Musikgrafik

Musikgrafik

Die Musikgrafik ist primär eine Partitur, ein Zeichensystem für musikalische Ereignisse mit Handlungsanweisungen für den Interpreten. Die Zeichen sind mehr oder weniger eindeutig festgelegt. Die präzise Notation und Eindeutigkeit der Zeichen, wie man sie aus der traditionellen Notenschrift her kennt, wird jedoch zugunsten einer erweiterten Interpretationsfreiheit aufgegeben.

Die grafische Gestaltung spielt dabei eine bedeutende Rolle: Je beliebiger und freier die Musikzeichen werden, umso wichtiger wird die assoziative Komponente und umso stärker wird sie die Realisierung der Grafik durch den Interpreten beeinflussen. Gestaltung der Partitur und Anordnung der Zeichen können schließlich vollkommene Selbständigkeit erlangen und die musikalisch-akustische Funktion der Grafik kann schließlich zugunsten der optisch-visuellen mehr oder weniger, im Extremfall sogar ganz, zurücktreten. Solche Grafiken können - in gewissen Grenzen - jeweils beliebig und immer neu interpretiert werden.

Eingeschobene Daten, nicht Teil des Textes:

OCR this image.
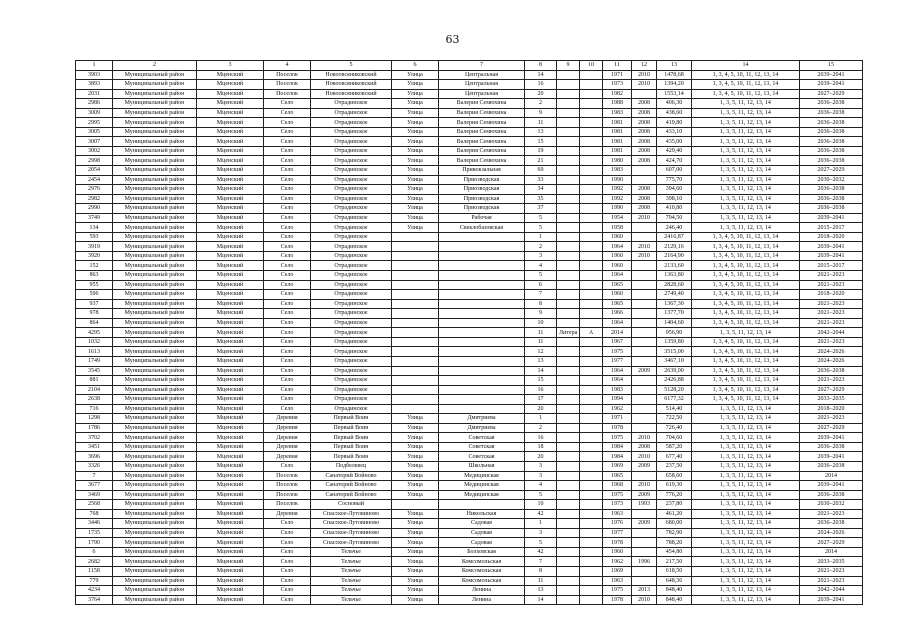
63
1	2	3	4	5	6	7	8	9	10	11	12	13	14	15
3903	Муниципальный район	Мценский	Поселок	Новоовсяниковский	Улица	Центральная	14			1971	2010	1478,68	1, 3, 4, 5, 10, 11, 12, 13, 14	2039–2041
3893	Муниципальный район	Мценский	Поселок	Новоовсяниковский	Улица	Центральная	16			1973	2010	1394,20	1, 3, 4, 5, 10, 11, 12, 13, 14	2039–2041
2031	Муниципальный район	Мценский	Поселок	Новоовсяниковский	Улица	Центральная	20			1982		1553,14	1, 3, 4, 5, 10, 11, 12, 13, 14	2027–2029
2986	Муниципальный район	Мценский	Село	Отрадинское	Улица	Валерия Семюхина	2			1988	2008	406,30	1, 3, 5, 11, 12, 13, 14	2036–2038
3009	Муниципальный район	Мценский	Село	Отрадинское	Улица	Валерия Семюхина	9			1983	2008	438,60	1, 3, 5, 11, 12, 13, 14	2036–2038
2995	Муниципальный район	Мценский	Село	Отрадинское	Улица	Валерия Семюхина	11			1981	2008	419,80	1, 3, 5, 11, 12, 13, 14	2036–2038
3005	Муниципальный район	Мценский	Село	Отрадинское	Улица	Валерия Семюхина	13			1981	2008	433,10	1, 3, 5, 11, 12, 13, 14	2036–2038
3007	Муниципальный район	Мценский	Село	Отрадинское	Улица	Валерия Семюхина	15			1981	2008	435,00	1, 3, 5, 11, 12, 13, 14	2036–2038
3002	Муниципальный район	Мценский	Село	Отрадинское	Улица	Валерия Семюхина	19			1981	2008	429,40	1, 3, 5, 11, 12, 13, 14	2036–2038
2998	Муниципальный район	Мценский	Село	Отрадинское	Улица	Валерия Семюхина	21			1980	2008	424,70	1, 3, 5, 11, 12, 13, 14	2036–2038
2054	Муниципальный район	Мценский	Село	Отрадинское	Улица	Привокзальная	69			1983		607,00	1, 3, 5, 11, 12, 13, 14	2027–2029
2454	Муниципальный район	Мценский	Село	Отрадинское	Улица	Приозводская	33			1990		775,70	1, 3, 5, 11, 12, 13, 14	2030–2032
2976	Муниципальный район	Мценский	Село	Отрадинское	Улица	Приозводская	34			1992	2008	394,60	1, 3, 5, 11, 12, 13, 14	2036–2038
2982	Муниципальный район	Мценский	Село	Отрадинское	Улица	Приозводская	35			1992	2008	398,10	1, 3, 5, 11, 12, 13, 14	2036–2038
2990	Муниципальный район	Мценский	Село	Отрадинское	Улица	Приозводская	37			1990	2008	410,80	1, 3, 5, 11, 12, 13, 14	2036–2038
3749	Муниципальный район	Мценский	Село	Отрадинское	Улица	Рабочая	5			1954	2010	794,50	1, 3, 5, 11, 12, 13, 14	2039–2041
134	Муниципальный район	Мценский	Село	Отрадинское	Улица	Свеклобазовская	5			1958		246,40	1, 3, 5, 11, 12, 13, 14	2015–2017
593	Муниципальный район	Мценский	Село	Отрадинское			1			1960		2416,87	1, 3, 4, 5, 10, 11, 12, 13, 14	2018–2020
3919	Муниципальный район	Мценский	Село	Отрадинское			2			1964	2010	2129,16	1, 3, 4, 5, 10, 11, 12, 13, 14	2039–2041
3920	Муниципальный район	Мценский	Село	Отрадинское			3			1960	2010	2164,90	1, 3, 4, 5, 10, 11, 12, 13, 14	2039–2041
152	Муниципальный район	Мценский	Село	Отрадинское			4			1960		2133,60	1, 3, 4, 5, 10, 11, 12, 13, 14	2015–2017
863	Муниципальный район	Мценский	Село	Отрадинское			5			1964		1363,80	1, 3, 4, 5, 10, 11, 12, 13, 14	2021–2023
955	Муниципальный район	Мценский	Село	Отрадинское			6			1965		2828,60	1, 3, 4, 5, 10, 11, 12, 13, 14	2021–2023
596	Муниципальный район	Мценский	Село	Отрадинское			7			1960		2749,40	1, 3, 4, 5, 10, 11, 12, 13, 14	2018–2020
937	Муниципальный район	Мценский	Село	Отрадинское			8			1965		1367,30	1, 3, 4, 5, 10, 11, 12, 13, 14	2021–2023
978	Муниципальный район	Мценский	Село	Отрадинское			9			1966		1377,70	1, 3, 4, 5, 10, 11, 12, 13, 14	2021–2023
864	Муниципальный район	Мценский	Село	Отрадинское			10			1964		1404,60	1, 3, 4, 5, 10, 11, 12, 13, 14	2021–2023
4295	Муниципальный район	Мценский	Село	Отрадинское			11	Литера	А	2014		956,90	1, 3, 5, 11, 12, 13, 14	2042–2044
1032	Муниципальный район	Мценский	Село	Отрадинское			11			1967		1359,80	1, 3, 4, 5, 10, 11, 12, 13, 14	2021–2023
1613	Муниципальный район	Мценский	Село	Отрадинское			12			1975		3515,00	1, 3, 4, 5, 10, 11, 12, 13, 14	2024–2026
1749	Муниципальный район	Мценский	Село	Отрадинское			13			1977		3467,10	1, 3, 4, 5, 10, 11, 12, 13, 14	2024–2026
3545	Муниципальный район	Мценский	Село	Отрадинское			14			1964	2009	2639,00	1, 3, 4, 5, 10, 11, 12, 13, 14	2036–2038
881	Муниципальный район	Мценский	Село	Отрадинское			15			1964		2426,88	1, 3, 4, 5, 10, 11, 12, 13, 14	2021–2023
2104	Муниципальный район	Мценский	Село	Отрадинское			16			1983		5128,20	1, 3, 4, 5, 10, 11, 12, 13, 14	2027–2029
2638	Муниципальный район	Мценский	Село	Отрадинское			17			1994		6177,32	1, 3, 4, 5, 10, 11, 12, 13, 14	2033–2035
716	Муниципальный район	Мценский	Село	Отрадинское			20			1962		514,40	1, 3, 5, 11, 12, 13, 14	2018–2020
1298	Муниципальный район	Мценский	Деревня	Первый Воин	Улица	Дмитриева	1			1971		722,50	1, 3, 5, 11, 12, 13, 14	2021–2023
1786	Муниципальный район	Мценский	Деревня	Первый Воин	Улица	Дмитриева	2			1978		726,40	1, 3, 5, 11, 12, 13, 14	2027–2029
3702	Муниципальный район	Мценский	Деревня	Первый Воин	Улица	Советская	16			1975	2010	704,60	1, 3, 5, 11, 12, 13, 14	2039–2041
3451	Муниципальный район	Мценский	Деревня	Первый Воин	Улица	Советская	18			1984	2008	587,20	1, 3, 5, 11, 12, 13, 14	2036–2038
3696	Муниципальный район	Мценский	Деревня	Первый Воин	Улица	Советская	20			1984	2010	677,40	1, 3, 5, 11, 12, 13, 14	2039–2041
3326	Муниципальный район	Мценский	Село	Подбелевец	Улица	Школьная	3			1969	2009	237,50	1, 3, 5, 11, 12, 13, 14	2036–2038
7	Муниципальный район	Мценский	Поселок	Санаторий Войново	Улица	Медицинская	3			1965		658,60	1, 3, 5, 11, 12, 13, 14	2014
3677	Муниципальный район	Мценский	Поселок	Санаторий Войново	Улица	Медицинская	4			1968	2010	619,30	1, 3, 5, 11, 12, 13, 14	2039–2041
3469	Муниципальный район	Мценский	Поселок	Санаторий Войново	Улица	Медицинская	5			1975	2009	776,20	1, 3, 5, 11, 12, 13, 14	2036–2038
2568	Муниципальный район	Мценский	Поселок	Сосновый			10			1973	1993	237,80	1, 3, 5, 11, 12, 13, 14	2030–2032
768	Муниципальный район	Мценский	Деревня	Спасское-Лутовиново	Улица	Никольская	42			1963		461,20	1, 3, 5, 11, 12, 13, 14	2021–2023
3446	Муниципальный район	Мценский	Село	Спасское-Лутовиново	Улица	Садовая	1			1976	2009	680,00	1, 3, 5, 11, 12, 13, 14	2036–2038
1735	Муниципальный район	Мценский	Село	Спасское-Лутовиново	Улица	Садовая	3			1977		782,90	1, 3, 5, 11, 12, 13, 14	2024–2026
1790	Муниципальный район	Мценский	Село	Спасское-Лутовиново	Улица	Садовая	5			1978		788,20	1, 3, 5, 11, 12, 13, 14	2027–2029
6	Муниципальный район	Мценский	Село	Тельчье	Улица	Болховская	42			1960		454,80	1, 3, 5, 11, 12, 13, 14	2014
2682	Муниципальный район	Мценский	Село	Тельчье	Улица	Комсомольская	7			1962	1996	217,50	1, 3, 5, 11, 12, 13, 14	2033–2035
1158	Муниципальный район	Мценский	Село	Тельчье	Улица	Комсомольская	8			1969		618,50	1, 3, 5, 11, 12, 13, 14	2021–2023
779	Муниципальный район	Мценский	Село	Тельчье	Улица	Комсомольская	11			1963		648,36	1, 3, 5, 11, 12, 13, 14	2021–2023
4234	Муниципальный район	Мценский	Село	Тельчье	Улица	Ленина	13			1975	2013	848,40	1, 3, 5, 11, 12, 13, 14	2042–2044
3764	Муниципальный район	Мценский	Село	Тельчье	Улица	Ленина	14			1978	2010	848,40	1, 3, 5, 11, 12, 13, 14	2039–2041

Auch der Schritt zur Visuellen Musik, wie sie besonders von dem Berliner Komponisten Dieter Schnebel entwickelt wurde, ist für geübte Augen und Ohren von hier aus nicht mehr weit: Rein optisch provozieren viele Bilder bereits einen Höreindruck. Das Aufgezeichnete braucht nicht mehr zu erklingen, es lebt bereits in der Imagination des Betrachters (»Hörbilder», «Hörtexte«). Die Dauer sowie die instrumentale Besetzung der Kompositionen sind häufig freigestellt. Die Thematik der Werke bleibt teils immanent musikalisch, teils bewegt sie sich aber auch in außermusikalischen Bereichen. Positiv ist zu verzeichnen, dass sich immer mehr typische Zeichenmuster durchsetzten, an die sich Komponisten wie Interpreten halten mussten, soll nicht die ganze Idee in einer babylonischen Sprachverwirrung zusammenbrechen.

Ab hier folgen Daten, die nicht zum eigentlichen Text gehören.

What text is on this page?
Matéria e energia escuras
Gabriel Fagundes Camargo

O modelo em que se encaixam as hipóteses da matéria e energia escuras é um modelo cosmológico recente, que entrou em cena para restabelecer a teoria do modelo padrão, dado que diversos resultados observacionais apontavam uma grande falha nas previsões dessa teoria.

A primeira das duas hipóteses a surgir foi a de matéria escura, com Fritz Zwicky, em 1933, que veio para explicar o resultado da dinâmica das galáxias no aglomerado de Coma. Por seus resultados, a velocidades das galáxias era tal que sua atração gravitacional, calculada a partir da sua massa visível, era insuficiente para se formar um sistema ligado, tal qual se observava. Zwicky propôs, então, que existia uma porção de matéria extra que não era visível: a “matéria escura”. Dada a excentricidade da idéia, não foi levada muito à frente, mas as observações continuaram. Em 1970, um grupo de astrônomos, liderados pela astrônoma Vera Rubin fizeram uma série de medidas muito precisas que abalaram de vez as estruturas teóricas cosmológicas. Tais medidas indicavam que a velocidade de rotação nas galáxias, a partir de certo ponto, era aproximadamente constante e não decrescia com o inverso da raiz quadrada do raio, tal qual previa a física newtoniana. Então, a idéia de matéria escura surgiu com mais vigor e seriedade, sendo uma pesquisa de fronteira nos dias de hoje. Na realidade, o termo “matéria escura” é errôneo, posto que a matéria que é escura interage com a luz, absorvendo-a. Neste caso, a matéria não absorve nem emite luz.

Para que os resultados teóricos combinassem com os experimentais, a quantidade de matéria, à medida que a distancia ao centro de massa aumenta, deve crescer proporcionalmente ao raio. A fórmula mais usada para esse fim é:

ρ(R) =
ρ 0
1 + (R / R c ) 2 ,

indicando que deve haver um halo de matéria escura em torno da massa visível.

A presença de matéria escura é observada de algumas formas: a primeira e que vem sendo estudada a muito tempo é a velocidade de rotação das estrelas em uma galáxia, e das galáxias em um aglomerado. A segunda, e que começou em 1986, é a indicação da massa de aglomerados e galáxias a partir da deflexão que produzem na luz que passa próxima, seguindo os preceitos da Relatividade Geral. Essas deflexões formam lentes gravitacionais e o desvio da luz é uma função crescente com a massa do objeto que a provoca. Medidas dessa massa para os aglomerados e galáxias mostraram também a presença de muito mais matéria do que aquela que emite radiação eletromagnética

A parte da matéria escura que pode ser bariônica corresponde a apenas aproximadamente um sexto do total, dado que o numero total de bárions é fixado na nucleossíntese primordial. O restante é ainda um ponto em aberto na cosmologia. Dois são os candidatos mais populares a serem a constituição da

Einen großen Anteil daran hatte die Verbreitung von Erhard Karkoschkas Lexikon „Das Schriftbild der Neuen Musik“ (1966, Moeck-Verlag Wolfenbüttel): Schwarze Farben bedeuten mittlerweile durchweg große Lautstärken (im Gegensatz zu Weiß). Verdichtungen bedeuten ein Schnellerwerden, Kreise sind punktuelle Aktionen. Rechtecke definieren Klang-Flächen, um nur einige Zeichen zu nennen.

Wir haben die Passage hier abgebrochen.